Prompt idea: "Write a Python function that finds all prime numbers up to n using a segmented sieve, handling edge cases."

Show the model loading bar, token streaming, verifier status, rollback animation on a FIX/REWRITE verdict, and the final verified state. Then click **Run Python Sandbox** so the demo ends with executable proof, not just generated text.

## Badge Targets

- Llama Champion: 14B verifier served through llama.cpp.
- Off-Brand: custom split-brain UI, rollback flash, status rail, token counter, and sandbox output.
- Field Notes: [repo draft](FIELD_NOTES.md), ready to publish as a Hugging Face Article or external post.
- Modal Awards: verifier and sandbox are both Modal-powered.

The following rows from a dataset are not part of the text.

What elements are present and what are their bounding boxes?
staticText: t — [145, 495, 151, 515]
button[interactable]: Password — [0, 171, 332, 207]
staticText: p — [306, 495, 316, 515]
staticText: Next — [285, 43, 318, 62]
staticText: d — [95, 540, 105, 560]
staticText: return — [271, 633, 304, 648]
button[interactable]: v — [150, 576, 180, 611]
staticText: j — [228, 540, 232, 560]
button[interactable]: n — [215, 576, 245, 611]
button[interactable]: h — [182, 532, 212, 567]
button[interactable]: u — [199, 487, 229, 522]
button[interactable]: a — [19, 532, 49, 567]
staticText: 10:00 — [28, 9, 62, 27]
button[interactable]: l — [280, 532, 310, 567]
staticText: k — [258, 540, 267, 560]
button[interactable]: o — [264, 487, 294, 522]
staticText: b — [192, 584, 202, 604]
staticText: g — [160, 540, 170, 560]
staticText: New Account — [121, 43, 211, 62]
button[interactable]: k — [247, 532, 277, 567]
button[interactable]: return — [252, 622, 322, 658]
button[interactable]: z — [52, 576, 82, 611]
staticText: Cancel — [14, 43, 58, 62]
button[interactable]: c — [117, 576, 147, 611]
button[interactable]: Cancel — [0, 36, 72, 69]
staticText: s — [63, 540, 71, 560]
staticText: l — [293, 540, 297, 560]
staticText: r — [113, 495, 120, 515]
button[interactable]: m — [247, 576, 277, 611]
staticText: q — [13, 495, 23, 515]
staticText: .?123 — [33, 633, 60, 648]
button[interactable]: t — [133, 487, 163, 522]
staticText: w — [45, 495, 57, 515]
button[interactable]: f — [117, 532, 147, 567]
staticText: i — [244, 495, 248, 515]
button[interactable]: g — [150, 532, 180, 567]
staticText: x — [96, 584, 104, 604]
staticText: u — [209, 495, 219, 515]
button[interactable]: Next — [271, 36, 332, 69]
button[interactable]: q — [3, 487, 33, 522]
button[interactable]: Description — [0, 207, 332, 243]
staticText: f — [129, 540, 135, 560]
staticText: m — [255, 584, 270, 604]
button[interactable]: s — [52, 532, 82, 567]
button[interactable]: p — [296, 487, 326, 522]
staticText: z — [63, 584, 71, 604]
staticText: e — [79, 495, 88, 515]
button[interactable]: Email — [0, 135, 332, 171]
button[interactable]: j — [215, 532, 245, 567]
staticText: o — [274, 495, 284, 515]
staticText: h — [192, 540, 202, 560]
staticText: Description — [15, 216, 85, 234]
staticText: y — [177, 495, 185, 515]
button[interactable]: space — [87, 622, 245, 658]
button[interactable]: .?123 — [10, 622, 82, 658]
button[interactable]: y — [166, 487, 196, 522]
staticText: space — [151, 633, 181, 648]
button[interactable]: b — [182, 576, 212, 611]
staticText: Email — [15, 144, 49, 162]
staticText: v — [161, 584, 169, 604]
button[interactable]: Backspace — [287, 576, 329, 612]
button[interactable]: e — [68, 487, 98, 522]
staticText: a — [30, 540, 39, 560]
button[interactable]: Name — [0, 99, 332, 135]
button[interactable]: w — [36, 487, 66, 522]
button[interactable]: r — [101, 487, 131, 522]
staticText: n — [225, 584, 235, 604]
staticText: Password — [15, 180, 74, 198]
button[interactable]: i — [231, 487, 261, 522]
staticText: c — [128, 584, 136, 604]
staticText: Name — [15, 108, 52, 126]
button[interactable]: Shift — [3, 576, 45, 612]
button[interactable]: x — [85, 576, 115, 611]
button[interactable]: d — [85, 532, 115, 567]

The app is **local-first**, but not fully Off the Grid: the draft model runs in-browser, while verification intentionally uses Modal.

## Current Status

- HF Space: live under the `build-small-hackathon` org.
- Local model: browser WebGPU loading works with quantized weights.
- Verifier: Modal endpoint deployed.
- Sandbox: Modal Python execution endpoint deployed.
- Demo video and social posts: published.
- Remaining submission work: public Field Notes URL and submission form.